Unternehmen aus dem produzierenden Gewerbe sind ebenso vertreten wie Dienstleister, Weltmarktführer finden sich ebenso wie Unternehmen, die gerade in Zukunftsbranchen auf dem Weg an die Spitze sind. Viele dieser „unbekannten Meister“ sind der breiten Öffentlichkeit noch nicht bekannt.
Zu den geehrten Firmen gehörte auch die Firma Eckart GmbH aus Schlüchtern-Wallroth. Der Jury gefielen vor allem die effizienten Abläufe sowie klar strukturierten Organisationsformen, die das Herzstück in dem Unternehmen bilden. Der Spezialist für Schwenkmotoren und Armaturenantriebe punktet mit hoher Flexibilität und schnellen Entscheidungen. Besonders das Steilgewinde-Prinzip garantiert kompakte Bauweisen bei gleichzeitig hoher Leistungsfähigkeit. Individuell angepasste Anwendungen sichern zudem einen erheblichen Mehrwert für Kunden unterschiedlicher Branchen.
Zudem prägt der Nachhaltigkeitsgedanke das Unternehmen. Eine Umweltmanagement-Zertifizierung verdeutlicht den Anspruch, negative Auswirkungen auf die Umwelt so gering wie möglich zu halten. Der Antriebstechnik-Hersteller setzt konsequent auf Ressourceneffizienz und Emissionsreduktion, um aktiv zum Umweltschutz beizutragen. Der Beitritt zum „Klimapakt für Schlüchtern“ bekräftigt diesen Ansatz zusätzlich: Das Unternehmen verpflichtet sich, seine Prozesse weiter zu optimieren, sparsamer mit Energie umzugehen und langfristig Klimaneutralität zu erreichen. Geschäftsführer Markus Eckart empfindet die jüngste Ehrung als wichtige Bestätigung der Arbeit seines gesamten Teams.

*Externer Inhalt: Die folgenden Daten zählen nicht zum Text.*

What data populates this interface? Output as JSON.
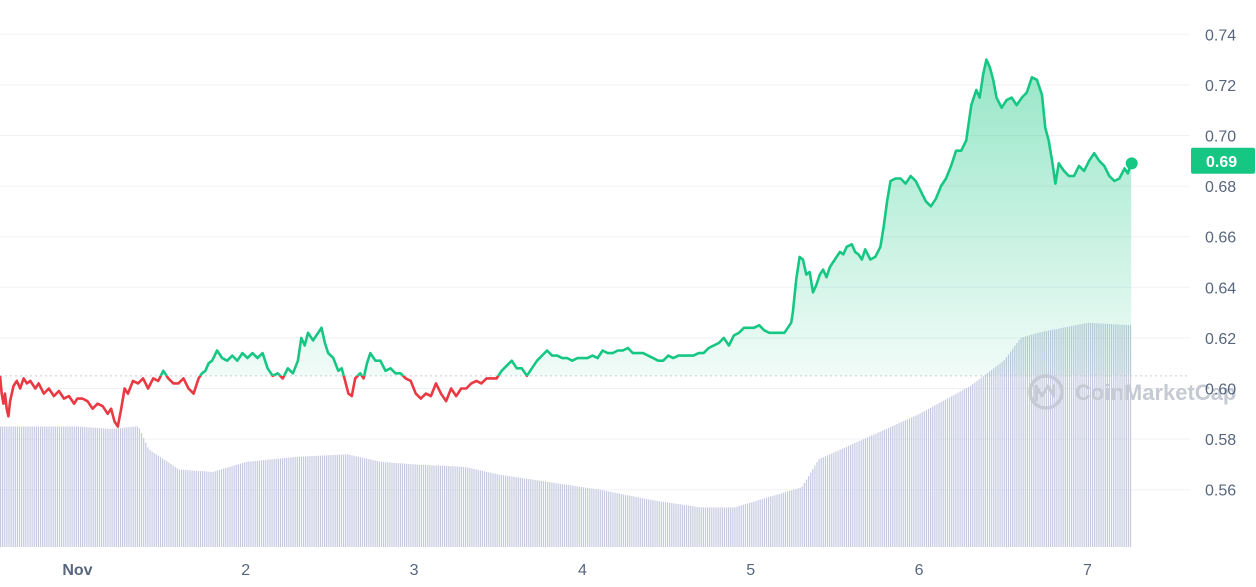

Bei der Feier in Mainz war auch Schlüchterns Bürgermeister Matthias Möller (parteilos) dabei. Er freute sich sehr über die Auszeichnung für das heimische Unternehmen. „Ich gratuliere Markus Eckart und seinem gesamten Team zu diesem großen Erfolg“, erklärte er. „Es macht mich stolz, ein solch erfolgreiches Unternehmen in unserer Stadt zu haben.“ In Schlüchtern haben sich mittlerweile mehrere „Hidden Champions“ etabliert, die zahlreiche Arbeitsplätze schaffen und maßgeblich zur Steigerung der Gewerbesteuer beitragen. In den vergangenen Jahren ist es der Stadt gelungen, viele Unternehmen am Standort zu halten und neue anzusiedeln.
Dadurch hat sich Schlüchtern von einer Auspendler- zu einer Einpendlerstadt gewandelt: Mehr Menschen kommen zum Arbeiten hierher, als die Stadt verlassen. Auch künftig will sich Möller mit Nachdruck dafür einsetzen, Unternehmen, Ausbildungsplätze und Arbeitsmöglichkeiten in Schlüchtern zu sichern, auszubauen und gezielt Neuansiedlungen zu fördern.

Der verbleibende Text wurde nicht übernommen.